= Mobitex =

Open-standard mobile data network

Mobitex is an OSI based open standard, national public access wireless packet-switched data network. Mobitex puts great emphasis on safety and reliability with its use by military, police, firefighters and ambulance services. It was developed in the beginning of the 1980s by the Swedish Televerket Radio. From 1988, the development took place in Eritel, a joint-venture between Ericsson and Televerket, later on as an Ericsson subsidiary. Mobitex became operational in Sweden in 1986.

In the mid-1990s, Mobitex gained consumer popularity by providing two-way paging network services. It was the first wireless network to provide always on, wireless push email services such as RadioMail and Inter@ctive Paging. It is also used by the first model of Research in Motion's BlackBerry, and PDAs such as the Palm VII. During 9/11 and the 2005 hurricane rescue and clean-up operations, Mobitex proved itself to be a very reliable and useful system for first responders.

Mobitex is a packet-switched, narrowband, data-only technology mainly for short burst data. Mobitex channels are 12.5 kHz wide. In North America, Mobitex ran at 900 MHz, while in Europe it uses 400 - 450 MHz. The modulation scheme used is GMSK with a slotted aloha protocol at 8000 bit/s, although user throughput is typically around half of that.

The network provided the first public access wireless data communication services in North America. Subscriber services included electronic messaging with Cc capabilities to multiple recipients, combined with the ability to log on to any wireless or fixed terminal and receive stored mailbox messages.

Mobitex was offered on over 30 networks on five continents. European Mobitex networks almost completely withered in the shadow of the overwhelming success of GSM there in the early 1990s. In Canada, it was first introduced in 1990 by Rogers Cantel, and in 1991 by carrier RAM Mobile Data. In earlier days Mobitex networks in the US were marketed under several names, including RAM Mobile Data, BellSouth Wireless Data, Cingular Wireless and Velocita Wireless following several acquisitions and divestments. Since 2013 the network is operated by American Messaging Services, LLC (AMS) and remains operational.

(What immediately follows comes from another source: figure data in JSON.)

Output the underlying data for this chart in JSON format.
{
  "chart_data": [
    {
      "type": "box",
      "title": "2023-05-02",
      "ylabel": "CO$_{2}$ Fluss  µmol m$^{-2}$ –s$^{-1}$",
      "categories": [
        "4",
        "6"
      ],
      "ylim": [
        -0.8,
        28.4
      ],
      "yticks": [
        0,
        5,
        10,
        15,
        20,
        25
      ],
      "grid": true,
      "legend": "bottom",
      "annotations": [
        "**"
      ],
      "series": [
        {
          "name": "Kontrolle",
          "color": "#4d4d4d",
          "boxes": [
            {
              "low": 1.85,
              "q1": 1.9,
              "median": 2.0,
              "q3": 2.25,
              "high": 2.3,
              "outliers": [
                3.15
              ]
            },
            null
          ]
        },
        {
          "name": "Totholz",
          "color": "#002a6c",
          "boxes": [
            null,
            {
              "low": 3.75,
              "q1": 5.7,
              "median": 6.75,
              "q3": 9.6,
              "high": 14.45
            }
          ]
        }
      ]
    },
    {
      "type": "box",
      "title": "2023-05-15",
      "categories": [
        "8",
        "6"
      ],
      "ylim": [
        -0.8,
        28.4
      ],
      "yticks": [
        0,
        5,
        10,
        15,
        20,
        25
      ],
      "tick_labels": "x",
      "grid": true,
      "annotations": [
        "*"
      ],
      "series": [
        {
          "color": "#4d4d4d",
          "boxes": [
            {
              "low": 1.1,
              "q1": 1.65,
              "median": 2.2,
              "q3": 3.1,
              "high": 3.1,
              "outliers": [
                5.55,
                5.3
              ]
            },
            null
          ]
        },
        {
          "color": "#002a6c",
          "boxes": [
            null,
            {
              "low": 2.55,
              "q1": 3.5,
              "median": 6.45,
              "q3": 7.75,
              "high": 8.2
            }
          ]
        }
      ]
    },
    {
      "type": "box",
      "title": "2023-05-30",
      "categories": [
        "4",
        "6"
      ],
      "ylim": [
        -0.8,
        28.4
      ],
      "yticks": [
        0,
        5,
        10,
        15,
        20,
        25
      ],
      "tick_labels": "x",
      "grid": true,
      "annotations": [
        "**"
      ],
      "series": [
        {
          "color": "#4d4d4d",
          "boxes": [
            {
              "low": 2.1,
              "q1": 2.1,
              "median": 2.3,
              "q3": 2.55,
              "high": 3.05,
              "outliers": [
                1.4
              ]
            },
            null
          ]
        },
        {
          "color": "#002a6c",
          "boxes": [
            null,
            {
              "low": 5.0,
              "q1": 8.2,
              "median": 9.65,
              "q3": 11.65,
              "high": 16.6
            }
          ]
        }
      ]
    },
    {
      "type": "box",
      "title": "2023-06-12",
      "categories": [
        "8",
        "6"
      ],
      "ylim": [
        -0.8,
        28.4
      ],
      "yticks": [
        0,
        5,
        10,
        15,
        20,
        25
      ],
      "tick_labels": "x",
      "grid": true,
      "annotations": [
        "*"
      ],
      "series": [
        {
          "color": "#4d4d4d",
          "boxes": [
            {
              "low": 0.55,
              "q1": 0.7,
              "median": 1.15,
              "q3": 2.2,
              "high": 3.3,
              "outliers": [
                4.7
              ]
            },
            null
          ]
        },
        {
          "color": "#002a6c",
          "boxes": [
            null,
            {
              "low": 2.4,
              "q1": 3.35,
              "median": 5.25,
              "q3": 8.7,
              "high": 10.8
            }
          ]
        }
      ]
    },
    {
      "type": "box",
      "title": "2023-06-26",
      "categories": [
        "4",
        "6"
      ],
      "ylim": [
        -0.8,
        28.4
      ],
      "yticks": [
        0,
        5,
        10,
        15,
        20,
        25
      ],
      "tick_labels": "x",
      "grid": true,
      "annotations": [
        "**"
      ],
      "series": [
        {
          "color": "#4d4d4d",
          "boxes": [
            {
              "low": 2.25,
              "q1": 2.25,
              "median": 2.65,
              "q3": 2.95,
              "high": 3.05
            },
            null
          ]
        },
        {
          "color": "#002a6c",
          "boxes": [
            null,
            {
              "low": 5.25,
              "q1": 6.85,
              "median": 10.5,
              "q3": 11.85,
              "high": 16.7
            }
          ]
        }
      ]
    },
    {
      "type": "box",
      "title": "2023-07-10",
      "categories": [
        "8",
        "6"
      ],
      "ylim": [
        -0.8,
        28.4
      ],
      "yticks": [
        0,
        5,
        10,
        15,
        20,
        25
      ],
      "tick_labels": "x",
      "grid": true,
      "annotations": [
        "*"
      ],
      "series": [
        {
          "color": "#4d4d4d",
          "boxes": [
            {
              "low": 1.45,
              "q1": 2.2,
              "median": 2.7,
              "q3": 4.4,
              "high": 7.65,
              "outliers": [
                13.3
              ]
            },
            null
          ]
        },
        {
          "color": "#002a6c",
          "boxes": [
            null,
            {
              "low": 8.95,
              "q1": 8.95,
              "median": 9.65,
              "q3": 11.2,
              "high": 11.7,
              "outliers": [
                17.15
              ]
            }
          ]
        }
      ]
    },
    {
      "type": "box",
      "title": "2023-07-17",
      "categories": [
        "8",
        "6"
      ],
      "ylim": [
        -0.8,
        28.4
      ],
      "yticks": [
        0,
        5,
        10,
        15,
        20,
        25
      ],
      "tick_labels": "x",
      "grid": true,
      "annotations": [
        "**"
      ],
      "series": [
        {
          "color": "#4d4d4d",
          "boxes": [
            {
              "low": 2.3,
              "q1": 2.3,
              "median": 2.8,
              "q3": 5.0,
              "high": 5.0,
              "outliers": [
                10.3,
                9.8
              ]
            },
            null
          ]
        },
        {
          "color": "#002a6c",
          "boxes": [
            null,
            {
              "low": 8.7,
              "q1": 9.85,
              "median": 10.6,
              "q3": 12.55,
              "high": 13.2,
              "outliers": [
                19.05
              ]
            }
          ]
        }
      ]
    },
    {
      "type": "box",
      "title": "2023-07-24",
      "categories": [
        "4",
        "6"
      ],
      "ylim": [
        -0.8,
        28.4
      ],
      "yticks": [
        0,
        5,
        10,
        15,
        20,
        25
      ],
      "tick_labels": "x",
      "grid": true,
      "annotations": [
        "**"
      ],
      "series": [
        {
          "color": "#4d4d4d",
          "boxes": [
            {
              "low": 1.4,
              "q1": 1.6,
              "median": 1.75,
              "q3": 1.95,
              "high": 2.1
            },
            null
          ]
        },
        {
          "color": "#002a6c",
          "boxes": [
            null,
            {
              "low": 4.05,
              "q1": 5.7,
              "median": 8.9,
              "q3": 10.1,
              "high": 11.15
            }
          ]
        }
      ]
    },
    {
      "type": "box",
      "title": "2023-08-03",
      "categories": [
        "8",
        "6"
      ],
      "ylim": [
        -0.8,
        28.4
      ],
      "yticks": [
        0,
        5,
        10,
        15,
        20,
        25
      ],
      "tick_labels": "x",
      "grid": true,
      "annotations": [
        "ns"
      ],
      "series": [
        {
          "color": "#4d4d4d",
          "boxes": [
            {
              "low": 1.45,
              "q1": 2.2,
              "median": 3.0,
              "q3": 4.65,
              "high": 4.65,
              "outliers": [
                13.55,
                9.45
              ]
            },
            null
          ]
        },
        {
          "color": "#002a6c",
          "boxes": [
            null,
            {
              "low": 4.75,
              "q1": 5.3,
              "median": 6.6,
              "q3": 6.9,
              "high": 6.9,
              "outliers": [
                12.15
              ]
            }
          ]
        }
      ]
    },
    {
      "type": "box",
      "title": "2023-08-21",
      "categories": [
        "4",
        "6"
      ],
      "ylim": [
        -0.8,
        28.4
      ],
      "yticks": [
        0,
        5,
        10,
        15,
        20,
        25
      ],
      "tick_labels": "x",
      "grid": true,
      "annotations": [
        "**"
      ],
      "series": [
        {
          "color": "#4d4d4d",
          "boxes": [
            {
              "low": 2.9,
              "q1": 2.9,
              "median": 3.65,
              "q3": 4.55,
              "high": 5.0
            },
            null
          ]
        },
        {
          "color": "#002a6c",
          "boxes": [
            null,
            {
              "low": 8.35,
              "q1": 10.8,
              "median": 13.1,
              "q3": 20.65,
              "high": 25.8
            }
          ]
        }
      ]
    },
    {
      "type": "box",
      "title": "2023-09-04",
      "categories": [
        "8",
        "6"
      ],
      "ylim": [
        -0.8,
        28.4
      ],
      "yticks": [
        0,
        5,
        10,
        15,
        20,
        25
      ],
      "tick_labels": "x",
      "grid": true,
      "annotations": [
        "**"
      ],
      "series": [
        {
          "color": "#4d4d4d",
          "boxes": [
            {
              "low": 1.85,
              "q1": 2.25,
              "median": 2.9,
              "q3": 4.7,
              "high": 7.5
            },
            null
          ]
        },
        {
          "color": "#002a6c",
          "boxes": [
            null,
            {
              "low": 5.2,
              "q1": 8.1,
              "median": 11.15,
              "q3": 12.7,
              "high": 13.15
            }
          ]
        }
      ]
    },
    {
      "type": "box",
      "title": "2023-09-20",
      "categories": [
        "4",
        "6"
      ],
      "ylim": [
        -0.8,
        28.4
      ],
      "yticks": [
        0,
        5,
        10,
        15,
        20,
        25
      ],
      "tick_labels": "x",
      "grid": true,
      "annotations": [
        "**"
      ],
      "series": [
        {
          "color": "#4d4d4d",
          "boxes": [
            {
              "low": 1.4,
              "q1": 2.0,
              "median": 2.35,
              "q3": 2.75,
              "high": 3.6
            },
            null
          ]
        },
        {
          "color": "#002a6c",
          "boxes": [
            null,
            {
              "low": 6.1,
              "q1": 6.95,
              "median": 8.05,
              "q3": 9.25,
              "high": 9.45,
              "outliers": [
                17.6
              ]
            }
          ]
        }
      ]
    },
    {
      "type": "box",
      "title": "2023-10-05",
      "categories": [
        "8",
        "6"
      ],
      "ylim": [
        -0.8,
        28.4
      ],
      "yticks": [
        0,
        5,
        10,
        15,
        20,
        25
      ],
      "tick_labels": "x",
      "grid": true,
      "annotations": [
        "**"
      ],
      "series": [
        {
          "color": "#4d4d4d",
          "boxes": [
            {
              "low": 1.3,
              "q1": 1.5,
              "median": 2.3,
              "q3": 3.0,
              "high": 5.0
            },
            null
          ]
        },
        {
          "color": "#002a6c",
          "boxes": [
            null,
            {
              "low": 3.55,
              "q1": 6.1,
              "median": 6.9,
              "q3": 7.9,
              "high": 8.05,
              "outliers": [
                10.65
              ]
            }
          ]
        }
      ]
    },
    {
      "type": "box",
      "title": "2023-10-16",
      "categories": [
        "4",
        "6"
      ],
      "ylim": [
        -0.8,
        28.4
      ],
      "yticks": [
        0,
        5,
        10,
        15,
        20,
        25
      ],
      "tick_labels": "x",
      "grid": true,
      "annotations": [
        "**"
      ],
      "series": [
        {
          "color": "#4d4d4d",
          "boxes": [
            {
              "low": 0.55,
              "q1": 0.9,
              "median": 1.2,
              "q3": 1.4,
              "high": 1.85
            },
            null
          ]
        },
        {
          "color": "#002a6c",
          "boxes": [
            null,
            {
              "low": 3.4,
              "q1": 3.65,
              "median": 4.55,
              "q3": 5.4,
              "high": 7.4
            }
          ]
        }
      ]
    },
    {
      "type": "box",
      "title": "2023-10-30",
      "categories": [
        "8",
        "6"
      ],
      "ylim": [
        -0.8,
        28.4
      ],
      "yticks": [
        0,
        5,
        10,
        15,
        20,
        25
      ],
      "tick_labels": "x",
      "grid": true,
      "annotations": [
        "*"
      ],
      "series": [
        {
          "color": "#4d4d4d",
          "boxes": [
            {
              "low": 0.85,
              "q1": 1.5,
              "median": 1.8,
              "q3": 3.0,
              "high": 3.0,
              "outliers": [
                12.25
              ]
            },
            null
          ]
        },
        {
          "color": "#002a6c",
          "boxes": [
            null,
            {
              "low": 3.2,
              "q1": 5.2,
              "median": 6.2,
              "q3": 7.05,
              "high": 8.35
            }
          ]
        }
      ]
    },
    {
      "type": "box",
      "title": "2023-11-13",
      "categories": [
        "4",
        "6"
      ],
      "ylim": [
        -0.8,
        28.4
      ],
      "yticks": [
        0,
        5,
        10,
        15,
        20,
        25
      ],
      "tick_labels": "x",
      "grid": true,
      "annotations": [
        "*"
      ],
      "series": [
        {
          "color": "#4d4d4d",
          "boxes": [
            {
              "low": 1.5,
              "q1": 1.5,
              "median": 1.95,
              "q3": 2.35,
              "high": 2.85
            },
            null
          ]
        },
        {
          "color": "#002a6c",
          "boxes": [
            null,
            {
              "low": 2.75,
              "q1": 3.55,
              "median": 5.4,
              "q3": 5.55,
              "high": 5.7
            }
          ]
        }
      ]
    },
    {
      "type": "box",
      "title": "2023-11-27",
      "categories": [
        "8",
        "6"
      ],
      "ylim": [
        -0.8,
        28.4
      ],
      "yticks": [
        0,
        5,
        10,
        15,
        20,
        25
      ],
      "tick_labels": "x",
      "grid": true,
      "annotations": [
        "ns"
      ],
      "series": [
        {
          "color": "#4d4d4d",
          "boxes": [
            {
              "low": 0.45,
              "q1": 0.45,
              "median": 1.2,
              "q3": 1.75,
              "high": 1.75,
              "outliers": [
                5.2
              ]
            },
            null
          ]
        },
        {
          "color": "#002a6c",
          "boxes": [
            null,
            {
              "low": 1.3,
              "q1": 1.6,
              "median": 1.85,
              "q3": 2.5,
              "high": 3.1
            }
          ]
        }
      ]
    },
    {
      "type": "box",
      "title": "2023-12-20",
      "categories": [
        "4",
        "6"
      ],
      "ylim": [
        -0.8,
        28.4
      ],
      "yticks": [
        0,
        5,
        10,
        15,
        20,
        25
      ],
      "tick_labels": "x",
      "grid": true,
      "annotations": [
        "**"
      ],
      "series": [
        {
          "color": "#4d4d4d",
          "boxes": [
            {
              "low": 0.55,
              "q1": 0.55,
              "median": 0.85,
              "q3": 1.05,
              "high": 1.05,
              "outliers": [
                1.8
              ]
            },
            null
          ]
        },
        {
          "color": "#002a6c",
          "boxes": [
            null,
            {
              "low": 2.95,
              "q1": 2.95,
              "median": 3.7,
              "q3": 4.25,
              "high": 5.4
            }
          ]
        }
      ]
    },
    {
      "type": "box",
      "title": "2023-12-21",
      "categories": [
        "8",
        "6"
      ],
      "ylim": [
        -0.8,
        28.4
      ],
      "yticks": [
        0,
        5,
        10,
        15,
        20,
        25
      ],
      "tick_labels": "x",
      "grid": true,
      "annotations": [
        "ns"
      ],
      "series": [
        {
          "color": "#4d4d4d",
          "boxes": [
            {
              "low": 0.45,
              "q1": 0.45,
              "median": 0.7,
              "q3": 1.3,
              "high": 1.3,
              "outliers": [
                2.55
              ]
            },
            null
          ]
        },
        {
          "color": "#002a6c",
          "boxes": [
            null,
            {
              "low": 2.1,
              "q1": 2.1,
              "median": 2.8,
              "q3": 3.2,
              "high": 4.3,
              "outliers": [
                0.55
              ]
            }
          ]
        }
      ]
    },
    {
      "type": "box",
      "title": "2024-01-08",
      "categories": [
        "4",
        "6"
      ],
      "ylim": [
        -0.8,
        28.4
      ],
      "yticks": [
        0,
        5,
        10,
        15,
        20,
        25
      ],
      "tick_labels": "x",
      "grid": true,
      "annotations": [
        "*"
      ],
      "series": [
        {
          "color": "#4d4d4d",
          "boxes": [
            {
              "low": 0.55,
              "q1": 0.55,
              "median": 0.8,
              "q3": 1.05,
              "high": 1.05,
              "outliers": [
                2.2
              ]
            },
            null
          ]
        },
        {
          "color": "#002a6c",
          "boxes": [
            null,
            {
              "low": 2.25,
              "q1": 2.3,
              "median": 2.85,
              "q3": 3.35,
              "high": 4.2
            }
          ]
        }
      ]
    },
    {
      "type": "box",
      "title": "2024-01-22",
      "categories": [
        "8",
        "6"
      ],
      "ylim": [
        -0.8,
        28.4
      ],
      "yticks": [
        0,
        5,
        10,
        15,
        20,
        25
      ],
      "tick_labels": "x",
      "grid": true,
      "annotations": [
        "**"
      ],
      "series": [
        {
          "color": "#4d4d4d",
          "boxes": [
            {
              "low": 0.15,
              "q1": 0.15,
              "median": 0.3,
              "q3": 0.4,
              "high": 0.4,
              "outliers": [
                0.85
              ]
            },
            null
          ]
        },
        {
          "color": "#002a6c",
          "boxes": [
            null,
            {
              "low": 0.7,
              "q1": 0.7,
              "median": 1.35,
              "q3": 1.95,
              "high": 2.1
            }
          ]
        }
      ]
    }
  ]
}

Mobitex in the UK was marketed by RAM Mobile Data, the UK part of which was purchased from BellSouth (USA) by Twenty First Century Ltd (John Camilleri and Adrian Nicolle) in 2000, that became Transcomm and was then purchased by BT (British Telecom) in 2004. The uses of Mobitex in the United Kingdom were all emergencies (blue light) services, couriers, vehicle telematics (logistics), vending (parking) and vehicle breakdown services (RAC, AA, Green Flag).

All UK ambulance services used the network to dispatch crews and track progress. The London Metropolitan Police used Mobitex to access the police criminal record database whilst in field and in real time, revolutionary at the time. During the 7/7 terrorist attacks in London, the Transcomm Network was the only wireless network which kept running. Nearly all breakdowns to Green Flag UK service agents were sent using Turbo Dispatch, a Mobitex-based gateway software developed in the early nineties by Ian Lane and Andy Lambert. Despite the competitive nature of the vehicle recovery market in the UK, motoring organisations were persuaded to co-operate and make a standard of the format. This resulted in a major saving for the eight hundred independent garages used by the motoring organisations. The Turbo Dispatch Standards Group (the official keepers of the standard) estimated that at least twenty million breakdowns and recoveries were transmitted over Turbo Dispatch each year. BT subsidiary Transcomm announced the shutdown of the network in 2010.

In Sweden, the Mobitex network was finally shut down permanently on December 31, 2012 after 25 years.

As of 2020, Mobitex is mainly used in Belgium, the Netherlands (both RAM Mobile Data) (including network coverage of Luxembourg), Hong Kong (Telecom Digital Data Ltd), Canada (Rogers) and the US (AMS).